Witam fakt że jeszcze nie robiłam octu z kwiatów bzu czarnego,muszę spróbować,robię inne octy np.z forsycji gdzie dodałam trochę matki octowej z octu jabłkowego i super się udało bo i w tym occie zrobiła się matka octowa i to dosyć spora,ja nie wyrzucam wkładam do słoika i zalewam ja octem jabłkowym lub np.z forsycji czy bzu lilak i trzymam w lodówce do robienia następnych octów,a kochana czemu u ciebie suszony kwiat czarnego bzu jest tak ciemny,mój jest jaśniutki chyba go przesuszylaś, pozdrawiam serdecznie 👍👍😁👋👋🌺
U mnie po 2tyg. fermentacji zaczęła się robić matka octowa ,podczas powstawania powierzchnia byla gorącą przez jakiś tydzień, czy to jest normalne? W tej chwili są 3 tyg od nastawu czyli jeszcze poczekam 2 i będę zlewać,tylko co zrobić z tak dużą matką octową?😄
A ja mam pytanie o związki trujące, które zawierają i kwiaty i owoce czarnego bzu.

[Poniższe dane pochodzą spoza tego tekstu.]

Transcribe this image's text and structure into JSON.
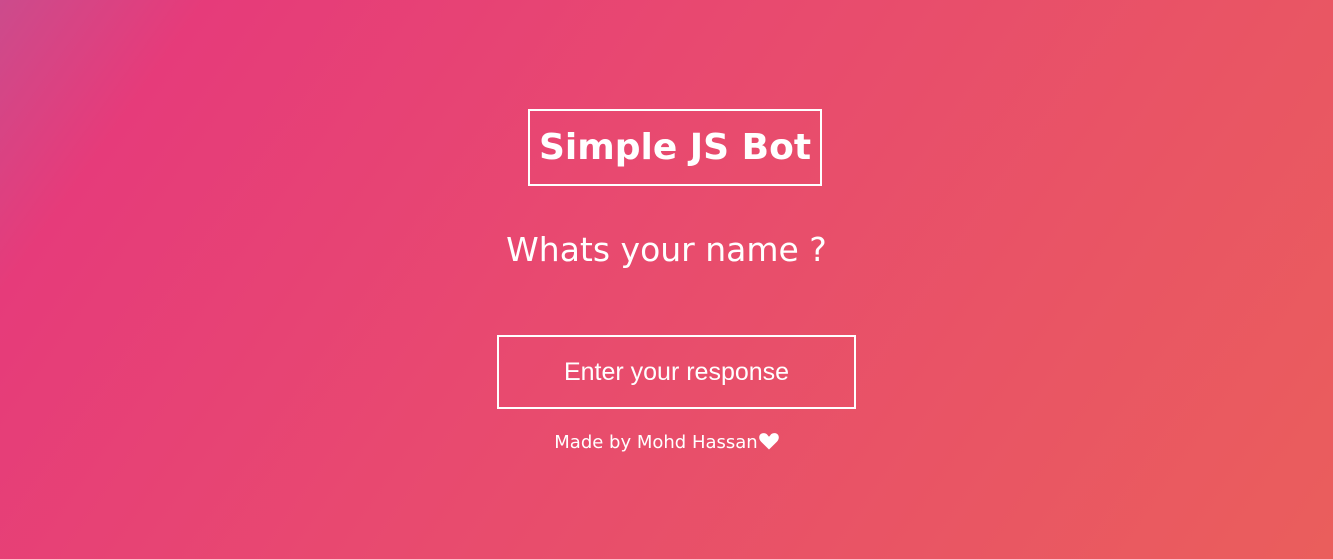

Związki te, według przepisów, są usuwane przez obróbkę termiczną. Tutaj tego nie robimy, czy w takim razie taki ocet jest w jakiś sposób szkodliwy dla człowieka?
Takie informacje są dostępne w sieci: "surowe owoce czarnego bzu zawierają sambunigrynę i prunazynę, które mogą wywołać zatrucie pokarmowe, ale w celach leczniczych korzysta się z naparów z kwiatów, które nie zawierają tych związków, albo z poddanych obróbce termicznej owoców, które można wysuszyć lub zagotować na sok, przez co szkodliwe substancje się ulatniają, a same owoce nadają się do zjedzenia. Dodatkowo warto nadmienić, że w pyłku, kwiatach i owocach czarnego bzu stwierdzono obecność charakterystycznego białka o masie 33,2 kDa, które wywołuje silne reakcje alergiczne, takie jak duszności, nieżyt nosa czy zapalenie spojówek."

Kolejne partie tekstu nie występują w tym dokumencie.